In no particular order:
(1) It sounds like you're nagging/pushing. STOP. I pushed a little hard when I discovered MMM and showed it to my bf, now I'm pretty sure he'll never read it. And we had been together longer. I sometimes share with him the most ridiculous "antimustachian" posts from this forum so we can laugh about them, and leave it at that.
(2) You sound like you're unhappy that he isn't doing what you're telling him; maybe that's an incorrect reading, but that's what's coming through the page to me. If that's the case, you need to internalize the concept that he is an independent adult that makes decisions based on his own experiences, preconceived beliefs, and the facts presented to him. Sometimes, he will draw different conclusions from you, even given the same information (and this pertains to more than money). Sometimes it's ok to let it go or find a compromise; if it's not imminently endangering your well-being or showing unfathomable stupidity.
(2b) Unfathomable stupidity is skipping your CC and SL payments to go gamble your whole paycheck away in Vegas, and then some. Buying a car at 29% interest for 7 years.
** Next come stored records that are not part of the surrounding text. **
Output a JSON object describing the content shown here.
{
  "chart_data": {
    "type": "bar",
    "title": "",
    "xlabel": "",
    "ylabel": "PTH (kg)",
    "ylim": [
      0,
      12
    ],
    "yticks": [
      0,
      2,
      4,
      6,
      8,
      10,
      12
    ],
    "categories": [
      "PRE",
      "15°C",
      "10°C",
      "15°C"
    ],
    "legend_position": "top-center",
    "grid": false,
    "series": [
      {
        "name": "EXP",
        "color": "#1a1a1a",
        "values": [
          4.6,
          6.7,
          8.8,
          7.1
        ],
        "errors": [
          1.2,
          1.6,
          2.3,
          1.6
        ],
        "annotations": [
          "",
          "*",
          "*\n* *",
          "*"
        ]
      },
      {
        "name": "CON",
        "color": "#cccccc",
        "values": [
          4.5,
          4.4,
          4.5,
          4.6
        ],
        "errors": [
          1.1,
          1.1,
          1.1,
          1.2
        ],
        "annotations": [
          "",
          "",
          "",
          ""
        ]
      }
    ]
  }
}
Your dude sounds like he's making regular payments and his card isn't perpetually maxed out; sounds like his worst sin is it sometimes has a balance (yes, I think that's worse than buying a new car or even partially financing it). It sounds like he has *some* notion of financial responsibility, and I think you could work with that. Slowly and gently.
(3) Is your primary goal/reason for this relationship to have someone to pool finances and sock money away with? Obviously for some it's a top priority (see above). But IMO, it's more important to have someone who can enjoy the simple things with you--a good hike, a homemade meal, a conversation about a book, your laugh, stargazing, a roadtrip. Talk sometime about what his idea of a good life is, who he wants to be. CEO with a private jet and a collection of sportscars? it's possible it won't last. Comfortable life, security, free time, putting his kids through college? He'll probably come around with time.
(3b) If there is hope, find things you both find ridiculously extravagant, for common ground. Find ideals that you share and bring your communal choices back to that instead of frugality (e.g. environmentalism). You can't use a common future to convince him because you don't have one yet; you need to find common ground in the now.
There are people on this forum who buy new cars. Who travel intercontinentally. Who hold on to big-4 cellphone providers. Who have cable. Who have vacation houses. Who have expensive hobbies (cars, planes, horses, sailboats, "foodies," marathons, triathlons, etc). They probably aren't the ones with $10k/year budgets, and no one is doing most of the above all at once. It's not all or nothing; you can write your own philosophy and find room for compromise and for deciding that he is good enough and worth more than $X in the bank. But only you can make that choice of how far you are willing to go.